A language model in such a robot plays the role of a “brain” that parses plain-language commands and breaks them down into concrete actions. That’s exactly the task LFM2.5-230M is built for. Liquid AI demonstrated this on the Unitree G1 robot, except that one runs on the more powerful NVIDIA Jetson Orin chip rather than a Pi. But since the model fits into 293 MB on a Raspberry Pi 5, nothing stops you from putting it on a simpler homemade robot.
The benchmark numbers
The model was run through ten benchmarks. The headline result: despite its size, it competes with models twice as large and often beats them. The tests cover different skills: knowledge (GPQA Diamond, MMLU-Pro), instruction following (IFEval, IFBench, Multi-IF), data extraction (CaseReportBench), and tool use (BFCLv3, BFCLv4, τ²-Bench Telecom and Retail).
On IFEval the model scored 71.71, beating both Gemma 3 1B IT (63.49) and Qwen3.5-0.8B (59.94), even though both are larger. On IFBench it scored 38.40 against 22.87 for Qwen and 20.33 for Gemma. On CaseReportBench (data extraction) it hit 22.51, higher than every competitor except the larger model in the same family. Its weak spot shows on τ²-Bench Telecom: just 5.26, where the model struggles. On MMLU-Pro it also trails Qwen3.5-0.8B (20.25 against 37.42) — its compact size shows.
The authors’ takeaway: LFM2.5-230M is a great fit for large-scale data-extraction pipelines or lightweight agentic workloads right on the device.
How fast it is
The model ships with day-one support across the main inference ecosystem: llama.cpp (GGUF checkpoints for edge), MLX (for Apple chips), vLLM and SGLang (for GPU servers), and ONNX (for various accelerators).

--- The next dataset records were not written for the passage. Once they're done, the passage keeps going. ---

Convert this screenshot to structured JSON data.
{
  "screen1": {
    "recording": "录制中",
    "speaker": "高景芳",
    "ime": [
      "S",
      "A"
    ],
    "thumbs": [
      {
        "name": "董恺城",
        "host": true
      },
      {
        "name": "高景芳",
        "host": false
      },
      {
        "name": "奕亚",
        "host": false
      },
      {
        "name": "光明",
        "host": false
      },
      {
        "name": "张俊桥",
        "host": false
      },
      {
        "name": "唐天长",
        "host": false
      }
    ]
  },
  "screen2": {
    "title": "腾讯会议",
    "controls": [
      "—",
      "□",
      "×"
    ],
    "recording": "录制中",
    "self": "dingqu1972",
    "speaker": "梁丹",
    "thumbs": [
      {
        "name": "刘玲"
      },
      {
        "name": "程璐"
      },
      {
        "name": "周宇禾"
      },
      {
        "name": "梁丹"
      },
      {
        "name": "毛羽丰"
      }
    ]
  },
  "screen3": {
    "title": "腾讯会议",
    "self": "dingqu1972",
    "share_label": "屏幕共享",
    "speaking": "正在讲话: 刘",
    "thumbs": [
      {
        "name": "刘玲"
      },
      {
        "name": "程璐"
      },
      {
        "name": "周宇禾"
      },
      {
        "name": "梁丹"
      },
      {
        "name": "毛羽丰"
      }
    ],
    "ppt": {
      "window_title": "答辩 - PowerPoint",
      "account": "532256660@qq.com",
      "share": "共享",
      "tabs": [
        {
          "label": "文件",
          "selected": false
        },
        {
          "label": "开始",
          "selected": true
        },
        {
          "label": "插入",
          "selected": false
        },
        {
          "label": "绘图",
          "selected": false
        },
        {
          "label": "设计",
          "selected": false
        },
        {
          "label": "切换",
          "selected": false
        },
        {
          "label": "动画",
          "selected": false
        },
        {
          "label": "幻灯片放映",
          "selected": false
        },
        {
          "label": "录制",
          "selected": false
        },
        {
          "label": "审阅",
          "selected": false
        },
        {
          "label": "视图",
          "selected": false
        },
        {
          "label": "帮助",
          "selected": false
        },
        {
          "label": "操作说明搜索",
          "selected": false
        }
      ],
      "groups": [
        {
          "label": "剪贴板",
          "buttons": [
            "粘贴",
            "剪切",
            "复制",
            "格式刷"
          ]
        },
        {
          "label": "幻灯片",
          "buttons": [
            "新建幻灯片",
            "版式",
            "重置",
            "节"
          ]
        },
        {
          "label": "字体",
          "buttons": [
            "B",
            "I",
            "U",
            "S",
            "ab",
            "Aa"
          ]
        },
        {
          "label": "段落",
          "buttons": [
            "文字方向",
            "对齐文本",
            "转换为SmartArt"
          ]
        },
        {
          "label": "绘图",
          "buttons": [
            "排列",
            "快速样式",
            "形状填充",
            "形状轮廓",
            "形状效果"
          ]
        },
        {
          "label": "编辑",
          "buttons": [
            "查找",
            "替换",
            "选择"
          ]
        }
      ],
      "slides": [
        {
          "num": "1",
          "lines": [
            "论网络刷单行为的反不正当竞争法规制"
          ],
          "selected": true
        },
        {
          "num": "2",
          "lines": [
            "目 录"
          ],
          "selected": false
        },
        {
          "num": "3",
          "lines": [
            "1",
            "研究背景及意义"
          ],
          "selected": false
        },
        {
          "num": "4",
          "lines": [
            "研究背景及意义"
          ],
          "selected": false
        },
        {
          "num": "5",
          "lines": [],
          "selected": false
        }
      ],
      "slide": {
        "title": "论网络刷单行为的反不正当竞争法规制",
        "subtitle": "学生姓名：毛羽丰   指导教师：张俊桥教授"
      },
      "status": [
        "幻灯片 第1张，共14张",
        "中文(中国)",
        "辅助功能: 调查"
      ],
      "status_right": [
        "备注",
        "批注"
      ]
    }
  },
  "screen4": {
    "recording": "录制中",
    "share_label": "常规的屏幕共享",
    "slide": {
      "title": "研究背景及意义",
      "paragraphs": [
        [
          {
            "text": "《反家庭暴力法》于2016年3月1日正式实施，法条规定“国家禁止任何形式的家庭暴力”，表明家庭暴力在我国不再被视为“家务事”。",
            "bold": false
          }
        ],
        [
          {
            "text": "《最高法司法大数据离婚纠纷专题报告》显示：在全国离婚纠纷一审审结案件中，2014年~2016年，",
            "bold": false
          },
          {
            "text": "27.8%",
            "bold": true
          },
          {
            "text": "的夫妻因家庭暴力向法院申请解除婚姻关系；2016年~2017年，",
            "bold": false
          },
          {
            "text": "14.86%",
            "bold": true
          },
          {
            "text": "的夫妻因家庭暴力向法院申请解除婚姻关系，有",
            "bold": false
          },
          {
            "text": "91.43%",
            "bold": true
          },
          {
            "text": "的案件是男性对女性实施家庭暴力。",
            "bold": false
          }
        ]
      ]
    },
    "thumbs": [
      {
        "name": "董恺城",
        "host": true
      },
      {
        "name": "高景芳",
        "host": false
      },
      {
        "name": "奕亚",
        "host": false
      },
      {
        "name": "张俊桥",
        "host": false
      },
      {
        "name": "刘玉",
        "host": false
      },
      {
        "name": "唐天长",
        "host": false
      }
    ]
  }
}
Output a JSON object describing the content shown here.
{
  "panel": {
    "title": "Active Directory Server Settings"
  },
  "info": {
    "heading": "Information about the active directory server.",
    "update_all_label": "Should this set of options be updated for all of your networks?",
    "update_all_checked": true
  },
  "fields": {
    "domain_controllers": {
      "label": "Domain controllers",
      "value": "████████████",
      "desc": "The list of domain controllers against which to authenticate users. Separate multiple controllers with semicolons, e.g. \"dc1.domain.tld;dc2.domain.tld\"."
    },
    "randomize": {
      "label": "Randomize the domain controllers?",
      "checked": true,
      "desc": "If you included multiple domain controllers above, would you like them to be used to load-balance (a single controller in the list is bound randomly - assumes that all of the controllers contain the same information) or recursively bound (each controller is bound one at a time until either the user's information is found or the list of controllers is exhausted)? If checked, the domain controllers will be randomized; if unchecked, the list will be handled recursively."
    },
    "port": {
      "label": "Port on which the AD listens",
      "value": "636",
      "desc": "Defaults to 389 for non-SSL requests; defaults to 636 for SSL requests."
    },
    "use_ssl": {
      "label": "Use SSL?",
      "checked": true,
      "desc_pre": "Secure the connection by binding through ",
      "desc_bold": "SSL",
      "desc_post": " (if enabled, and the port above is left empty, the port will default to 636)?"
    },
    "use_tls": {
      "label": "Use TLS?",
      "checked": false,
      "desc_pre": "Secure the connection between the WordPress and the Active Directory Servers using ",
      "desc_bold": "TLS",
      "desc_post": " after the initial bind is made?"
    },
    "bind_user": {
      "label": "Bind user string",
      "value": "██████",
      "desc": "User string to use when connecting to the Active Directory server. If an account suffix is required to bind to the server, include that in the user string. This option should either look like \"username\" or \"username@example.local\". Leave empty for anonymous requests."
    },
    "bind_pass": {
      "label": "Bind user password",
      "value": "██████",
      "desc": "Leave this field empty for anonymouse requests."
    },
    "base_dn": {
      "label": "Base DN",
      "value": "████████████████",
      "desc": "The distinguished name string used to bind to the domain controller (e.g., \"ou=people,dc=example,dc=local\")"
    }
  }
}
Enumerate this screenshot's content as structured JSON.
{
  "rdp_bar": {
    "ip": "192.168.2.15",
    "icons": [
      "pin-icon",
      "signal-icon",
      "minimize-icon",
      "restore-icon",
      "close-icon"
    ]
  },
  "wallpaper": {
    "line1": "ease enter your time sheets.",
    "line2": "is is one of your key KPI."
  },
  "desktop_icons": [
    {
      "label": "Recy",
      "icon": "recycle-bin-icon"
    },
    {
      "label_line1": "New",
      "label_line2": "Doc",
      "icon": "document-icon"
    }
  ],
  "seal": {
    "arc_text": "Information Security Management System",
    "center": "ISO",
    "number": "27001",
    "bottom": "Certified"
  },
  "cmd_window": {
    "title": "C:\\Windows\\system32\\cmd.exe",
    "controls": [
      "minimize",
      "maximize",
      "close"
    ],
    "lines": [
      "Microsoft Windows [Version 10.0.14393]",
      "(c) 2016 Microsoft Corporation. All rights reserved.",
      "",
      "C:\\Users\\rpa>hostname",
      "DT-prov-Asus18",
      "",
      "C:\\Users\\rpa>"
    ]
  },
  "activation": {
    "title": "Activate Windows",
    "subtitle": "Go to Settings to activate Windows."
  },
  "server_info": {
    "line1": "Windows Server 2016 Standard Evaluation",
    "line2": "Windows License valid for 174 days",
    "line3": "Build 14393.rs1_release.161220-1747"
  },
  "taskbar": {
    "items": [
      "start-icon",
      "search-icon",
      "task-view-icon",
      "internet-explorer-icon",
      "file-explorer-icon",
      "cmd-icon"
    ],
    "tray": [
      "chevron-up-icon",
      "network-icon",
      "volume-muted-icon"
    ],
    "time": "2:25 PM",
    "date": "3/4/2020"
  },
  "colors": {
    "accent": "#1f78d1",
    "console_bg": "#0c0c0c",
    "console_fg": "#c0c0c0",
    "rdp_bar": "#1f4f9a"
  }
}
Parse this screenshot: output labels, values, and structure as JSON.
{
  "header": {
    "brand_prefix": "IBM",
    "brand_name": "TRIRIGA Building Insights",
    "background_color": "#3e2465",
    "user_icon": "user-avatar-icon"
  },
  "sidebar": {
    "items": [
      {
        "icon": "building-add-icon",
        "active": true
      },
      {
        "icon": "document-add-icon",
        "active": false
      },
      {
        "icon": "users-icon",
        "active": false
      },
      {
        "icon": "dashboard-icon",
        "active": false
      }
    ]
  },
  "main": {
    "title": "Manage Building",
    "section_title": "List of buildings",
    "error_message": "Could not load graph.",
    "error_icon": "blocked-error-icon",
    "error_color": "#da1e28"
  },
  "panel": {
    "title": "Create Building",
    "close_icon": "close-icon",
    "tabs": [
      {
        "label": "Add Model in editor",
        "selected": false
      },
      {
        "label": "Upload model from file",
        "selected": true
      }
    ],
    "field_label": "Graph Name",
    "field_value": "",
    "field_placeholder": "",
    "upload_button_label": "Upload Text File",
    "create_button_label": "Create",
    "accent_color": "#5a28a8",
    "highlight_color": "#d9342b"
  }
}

The CPU numbers are these (the Fast Inference Everywhere section): on the Raspberry Pi 5 the model delivers 523 tokens per second on prefill and 42 on decode, using just 293 MB of memory, less than any competitor. On the Snapdragon Gen4 (Galaxy S25 Ultra) it’s 1,158 tokens on prefill and 213 on decode at 375 MB of memory. Prefill is processing the input text, while decode is generating the response step by step, token by token.
On an H100 GPU the model has the lowest latency at every concurrency level: from about 50 ms at one request to roughly 205 ms at 64 simultaneous requests. For comparison, Qwen3.5-0.8B reaches about 530 ms at the same 64 requests.
Who it competes with on compactness
The class of models below 500M parameters is narrow but not empty:
- SmolLM2-135M and SmolLM2-360M from Hugging Face (135M and 360M parameters, trained on 2T and 4T tokens);
- Qwen2.5-0.5B from Alibaba (around 500M, supports up to 128K context and 29 languages);
- Qwen2-0.5B (also roughly 300M excluding embeddings);
- Granite 4.0-350M from IBM (350M, in standard and hybrid H versions).
On benchmarks LFM2.5-230M holds up well. It beats Granite 4.0-H-350M on most of the blog’s tests while being smaller: on IFEval it’s 71.71 against 61.27. For comparison, SmolLM2-Instruct scores about 56.7 on the same IFEval, although SmolLM2 is strong at instruction following for its size and even beats Qwen2.5-1.5B on that test. In its weight class, LFM2.5-230M looks like a strong player.
All the other “small” models people tend to mention are noticeably larger: Gemma 3 1B, Qwen3.5-0.8B, and Llama 3.2 1B run from 800M to a billion parameters, that is, 3.5–4.3 times bigger than LFM2.5-230M. So there aren’t many direct rivals in exactly its weight class, and most of them are very compact families like SmolLM2 and IBM’s Granite line.
The bottom line
LFM2.5-230M is Liquid AI’s bet on edge AI, that is, on AI that runs right on the device rather than in the cloud. The model is open, fast, light on memory, and good at tool use and data extraction. It’s part of a whole LFM2.5 family that includes base models for customization and specialized audio and vision variants on one architecture. It isn’t meant for reasoning or code, but as a lightweight engine for agentic tasks on a phone or single-board computer it looks convincing.